A terceira parte, por sua vez, comete alguns deslizes que, embora se diga que o que abunda não faz falta, neste caso, pode atrapalhar ou confundir. Também a sabedoria popular diz que tudo demais é veneno. E é exatamente nesse ponto que se encontram as predaras de tropeço. Primeiro, continua omitindo as Comunidades Eclesiais de Base, o que é sintomático. Segundo, se em outras Campanhas da Fraternidade ouvia-se falar de haver pouco espaço para as ações concretas, este ano parece haver um exagero. Se entendermos as sugestões como alguma forma de prioridade, realmente não há prioridade. São dezesseis (16) sugestões para alargar a Tenda Pessoal; são vinte e seis (26) sugestões para alargar a Tenda Comunitário-Eclesial; e treze (13) sugestões para alargar a Tenda Social.
O que vai demonstrar até que ponto se levará a sério esta Campanha da Fraternidade e este tema tão atual, tão importante e relevante para a Igreja nesse contexto pós-pandemia, pós-golpe e de reconstrução da democracia e das políticas públicas, será o número de grupos de estudo criados nas paróquias e nas dioceses, para o estudo da Palavra, para o estudo do texto e para o seu aprofundamento temático a partir de outras produções e publicações correlatas.

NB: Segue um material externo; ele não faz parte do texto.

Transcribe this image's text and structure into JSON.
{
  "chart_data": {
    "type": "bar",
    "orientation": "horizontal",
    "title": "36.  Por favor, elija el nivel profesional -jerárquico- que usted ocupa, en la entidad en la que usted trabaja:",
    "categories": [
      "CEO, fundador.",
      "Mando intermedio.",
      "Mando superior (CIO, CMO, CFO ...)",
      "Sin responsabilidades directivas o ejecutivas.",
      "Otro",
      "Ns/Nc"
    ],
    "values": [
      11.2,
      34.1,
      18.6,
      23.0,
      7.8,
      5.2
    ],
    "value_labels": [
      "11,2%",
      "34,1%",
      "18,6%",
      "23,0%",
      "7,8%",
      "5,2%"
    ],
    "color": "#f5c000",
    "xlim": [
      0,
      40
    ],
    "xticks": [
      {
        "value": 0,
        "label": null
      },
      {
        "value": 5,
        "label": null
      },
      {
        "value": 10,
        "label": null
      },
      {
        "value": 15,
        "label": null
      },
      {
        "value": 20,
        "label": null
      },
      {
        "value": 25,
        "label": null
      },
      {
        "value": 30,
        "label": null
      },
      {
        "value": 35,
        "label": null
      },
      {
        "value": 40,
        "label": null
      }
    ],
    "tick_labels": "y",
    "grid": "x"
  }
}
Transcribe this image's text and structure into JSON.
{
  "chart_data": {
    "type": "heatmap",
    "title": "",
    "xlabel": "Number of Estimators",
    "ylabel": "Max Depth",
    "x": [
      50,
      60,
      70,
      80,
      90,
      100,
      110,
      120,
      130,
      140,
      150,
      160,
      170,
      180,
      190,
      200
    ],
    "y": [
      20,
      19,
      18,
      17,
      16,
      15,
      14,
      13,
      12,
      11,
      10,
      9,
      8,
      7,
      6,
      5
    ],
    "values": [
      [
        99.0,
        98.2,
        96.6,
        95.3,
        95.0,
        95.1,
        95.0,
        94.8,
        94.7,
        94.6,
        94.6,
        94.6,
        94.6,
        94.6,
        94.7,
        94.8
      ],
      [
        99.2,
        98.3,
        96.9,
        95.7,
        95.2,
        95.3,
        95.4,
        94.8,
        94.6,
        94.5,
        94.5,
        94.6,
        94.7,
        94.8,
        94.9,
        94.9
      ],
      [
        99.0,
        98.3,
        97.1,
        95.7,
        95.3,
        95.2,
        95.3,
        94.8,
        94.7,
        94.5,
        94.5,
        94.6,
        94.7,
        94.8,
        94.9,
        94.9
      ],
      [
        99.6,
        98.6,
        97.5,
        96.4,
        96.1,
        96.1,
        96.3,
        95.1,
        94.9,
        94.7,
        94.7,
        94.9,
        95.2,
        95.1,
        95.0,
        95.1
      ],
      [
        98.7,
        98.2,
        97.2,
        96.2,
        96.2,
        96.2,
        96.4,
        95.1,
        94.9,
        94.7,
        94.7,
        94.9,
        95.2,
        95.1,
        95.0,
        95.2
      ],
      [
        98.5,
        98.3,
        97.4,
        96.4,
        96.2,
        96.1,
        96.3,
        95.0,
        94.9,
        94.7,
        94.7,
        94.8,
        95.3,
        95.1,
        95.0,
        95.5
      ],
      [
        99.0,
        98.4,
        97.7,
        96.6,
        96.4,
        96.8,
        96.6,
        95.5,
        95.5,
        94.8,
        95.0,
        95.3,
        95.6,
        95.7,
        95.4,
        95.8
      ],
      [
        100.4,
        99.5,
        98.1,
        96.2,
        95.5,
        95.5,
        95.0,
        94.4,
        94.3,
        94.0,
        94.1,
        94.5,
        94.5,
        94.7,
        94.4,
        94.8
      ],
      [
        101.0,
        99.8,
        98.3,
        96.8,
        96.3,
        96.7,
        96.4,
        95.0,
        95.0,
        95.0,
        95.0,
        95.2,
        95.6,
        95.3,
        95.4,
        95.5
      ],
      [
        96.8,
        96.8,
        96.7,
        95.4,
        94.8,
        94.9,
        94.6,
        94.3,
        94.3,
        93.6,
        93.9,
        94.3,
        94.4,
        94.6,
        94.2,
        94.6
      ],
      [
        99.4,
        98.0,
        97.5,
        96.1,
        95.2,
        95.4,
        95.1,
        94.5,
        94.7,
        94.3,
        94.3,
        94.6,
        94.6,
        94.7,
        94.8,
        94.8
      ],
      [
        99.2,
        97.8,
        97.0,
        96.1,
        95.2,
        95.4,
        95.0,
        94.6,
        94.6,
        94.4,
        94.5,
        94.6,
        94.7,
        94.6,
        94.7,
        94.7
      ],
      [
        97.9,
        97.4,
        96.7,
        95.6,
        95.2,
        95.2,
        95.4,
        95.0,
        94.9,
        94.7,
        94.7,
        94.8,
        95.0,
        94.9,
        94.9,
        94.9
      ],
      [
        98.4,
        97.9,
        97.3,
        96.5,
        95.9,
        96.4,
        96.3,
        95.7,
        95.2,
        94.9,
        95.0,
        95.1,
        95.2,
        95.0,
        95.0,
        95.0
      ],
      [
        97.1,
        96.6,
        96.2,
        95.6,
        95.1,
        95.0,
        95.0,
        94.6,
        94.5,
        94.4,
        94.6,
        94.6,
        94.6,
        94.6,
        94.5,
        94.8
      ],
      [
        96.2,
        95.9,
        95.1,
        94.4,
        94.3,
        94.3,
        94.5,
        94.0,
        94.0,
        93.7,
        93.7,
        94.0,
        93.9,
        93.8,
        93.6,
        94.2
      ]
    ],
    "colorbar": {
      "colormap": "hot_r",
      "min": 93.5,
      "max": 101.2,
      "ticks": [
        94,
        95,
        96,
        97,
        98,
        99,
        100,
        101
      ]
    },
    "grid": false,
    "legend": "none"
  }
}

[1] João Ferreira Santiago. Teólogo, Poeta e Militante. Doutorando em Teologia pela PUC-PR. Coordenador Estadual do Centro Ecumênico de Estudos Bíblicos – CEBI-PR; contribui na Campanha da Fraternidade na Arquidiocese de Curitiba; é membro das Comunidades Eclesiais de Base – CEBs; colabora com o Conselho Nacional de Leigos e Leigas – CNLB; é autor do Livro “Hermenêutica, Eclesiologia e Teologia Pública”, pela Editora Freitas Bastos, entre outros.